Nick Gates took over ownership in 1999 and over the past 10 years has rebuilt her, converting her from motor to sail. She is rigged as a Manx nobby, with standing lug main and mizzen, and sets 1600 sq ft of canvas.

Overlord is a 1936 Windfall yacht built by Aberking & Rasmusan for the Luftwaffe. She was part of a fleet of 100 square metre, 50 square metre and 30 square metre yachts used at Lemverder for Officer training and in particular, for training Luftwaffe navigators.

In 1945, Pelikan, as Overlord was then named, plus many more yachts in the fleet were taken as prizes of war at Kiel and later included in the reparations agreement. Many of the yachts were distributed amongst the British Services and Pelikan, was used by The Sappers at Chatham who re-named her Overlord.

Between 1946 and 1955 she had a distinguished RORC record with the Sapper Yacht Club. In 1961 she was bought by Tony Venables, a 33-year old retired Army Officer who had been her skipper whilst serving in the Royal Army Service Corps. Venables, who was planning to sell her after two years, to recoup his capital and the running costs, was persuaded to retain her and formed the Overlord Sailing Club, now the Offshore Cruising Club (OCC), which effectively owns her. Tony Murphy is one of the OCC's skippers who has sailed on Overlord for around 20 years and will be skippering her in this year’s Race.

Experience counts
Enigma is a well-known Dubois Quarter Tonner with a great track record. Ed Dubois has lent the boat to a New Zealand crew for the Coutts Quarter Ton Cup Regatta and generously said they could keep her for a few extra days to do the J.P. Morgan Asset Management Round the Island Race. The co-skippers are Jamie McDowell and Brett Linton and amongst the crew, one name leaps out, that of Roy Dickson – a fixture of New Zealand yachting who in a lifetime of sailing has accumulated numerous sailing titles. Roy was part of the crew led by Chris Bouzaid that won the One Ton Cup in Germany in 1969, and first put New Zealand on the world yacht racing map. He is also Chris Dickson’s father!

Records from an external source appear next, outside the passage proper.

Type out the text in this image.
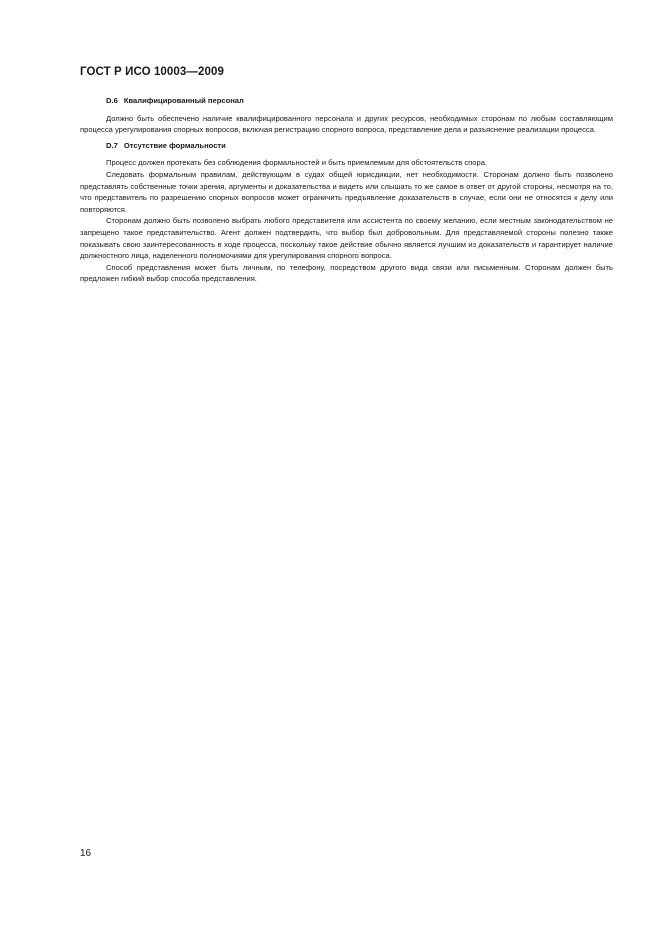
ГОСТ Р ИСО 10003—2009
D.6 Квалифицированный персонал

Должно быть обеспечено наличие квалифицированного персонала и других ресурсов, необходимых сторонам по любым составляющим процесса урегулирования спорных вопросов, включая регистрацию спорного вопроса, представление дела и разъяснение реализации процесса.

D.7 Отсутствие формальности

Процесс должен протекать без соблюдения формальностей и быть приемлемым для обстоятельств спора.

Следовать формальным правилам, действующим в судах общей юрисдикции, нет необходимости. Сторонам должно быть позволено представлять собственные точки зрения, аргументы и доказательства и видеть или слышать то же самое в ответ от другой стороны, несмотря на то, что представитель по разрешению спорных вопросов может ограничить предъявление доказательств в случае, если они не относятся к делу или повторяются.

Сторонам должно быть позволено выбрать любого представителя или ассистента по своему желанию, если местным законодательством не запрещено такое представительство. Агент должен подтвердить, что выбор был добровольным. Для представляемой стороны полезно также показывать свою заинтересованность в ходе процесса, поскольку такое действие обычно является лучшим из доказательств и гарантирует наличие должностного лица, наделенного полномочиями для урегулирования спорного вопроса.

Способ представления может быть личным, по телефону, посредством другого вида связи или письменным. Сторонам должен быть предложен гибкий выбор способа представления.

16
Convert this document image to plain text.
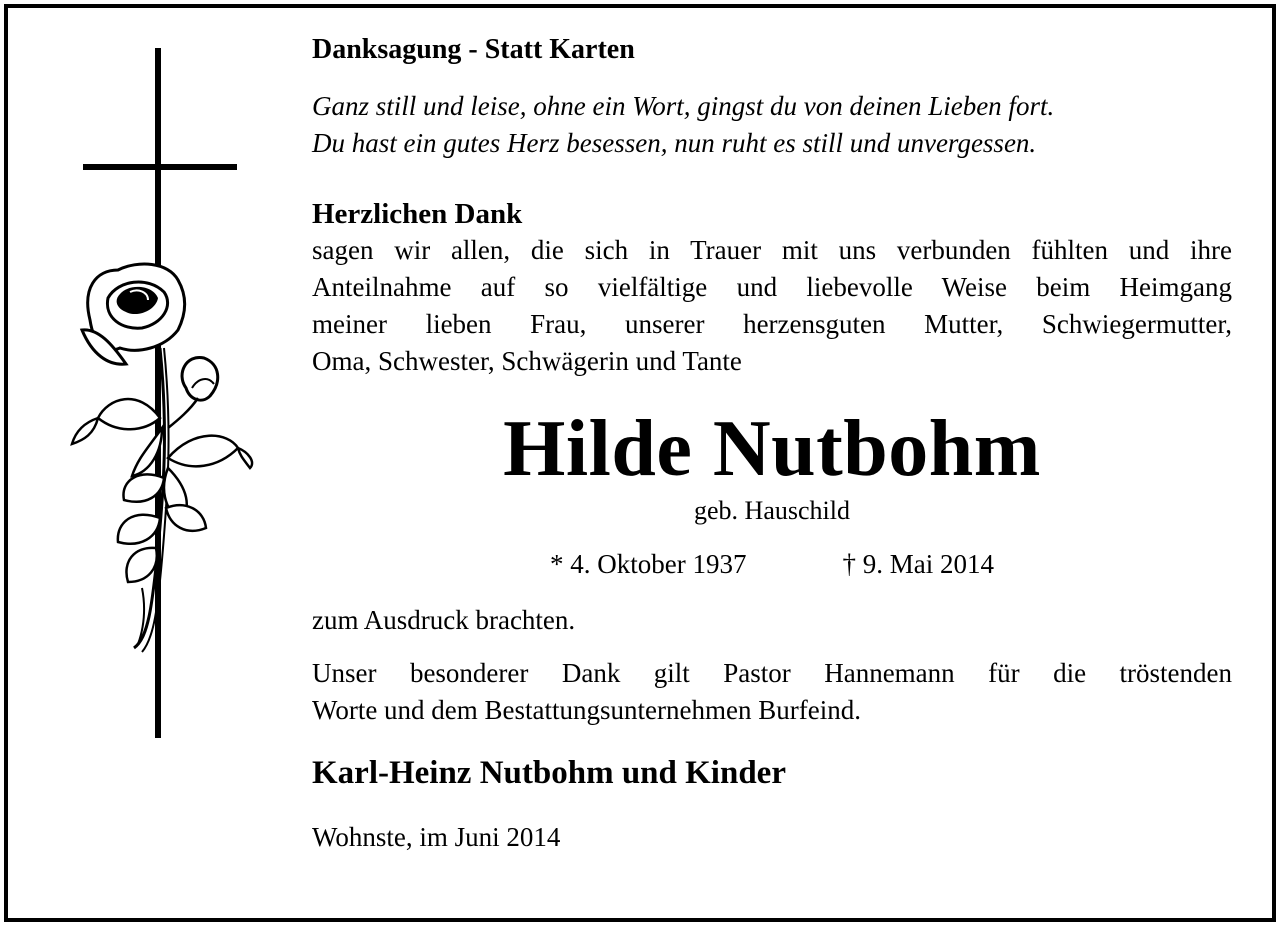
Danksagung - Statt Karten

Ganz still und leise, ohne ein Wort, gingst du von deinen Lieben fort.
Du hast ein gutes Herz besessen, nun ruht es still und unvergessen.

Herzlichen Dank

sagen wir allen, die sich in Trauer mit uns verbunden fühlten und ihre
Anteilnahme auf so vielfältige und liebevolle Weise beim Heimgang
meiner lieben Frau, unserer herzensguten Mutter, Schwiegermutter,
Oma, Schwester, Schwägerin und Tante

Hilde Nutbohm

geb. Hauschild

* 4. Oktober 1937	† 9. Mai 2014

zum Ausdruck brachten.

Unser besonderer Dank gilt Pastor Hannemann für die tröstenden
Worte und dem Bestattungsunternehmen Burfeind.

Karl-Heinz Nutbohm und Kinder

Wohnste, im Juni 2014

The first of David Thomas's 1979 production Bolero Quarter Tonners named Ayanami and owned by Roger and Liz Swinney, has raced in virtually every Round the Island Race since 1980 with a crew of Cowes-based locals who have all been racing together for 20 years. All that experience on board surely gives them an edge.

Lastly, for now, Rob Murray from Marlow, Buckinghamshire, is a man with a lucky 13 Round the Island Races under his belt but this year he may well have a three month old baby tucked under his arm. He reckons that if the weather is light, baby will definitely be doing the race with him on Alexina, an X-412. Rob doesn’t mention whether Mum’s going to be on board fulfilling her crewing duties as well as providing a feeding station!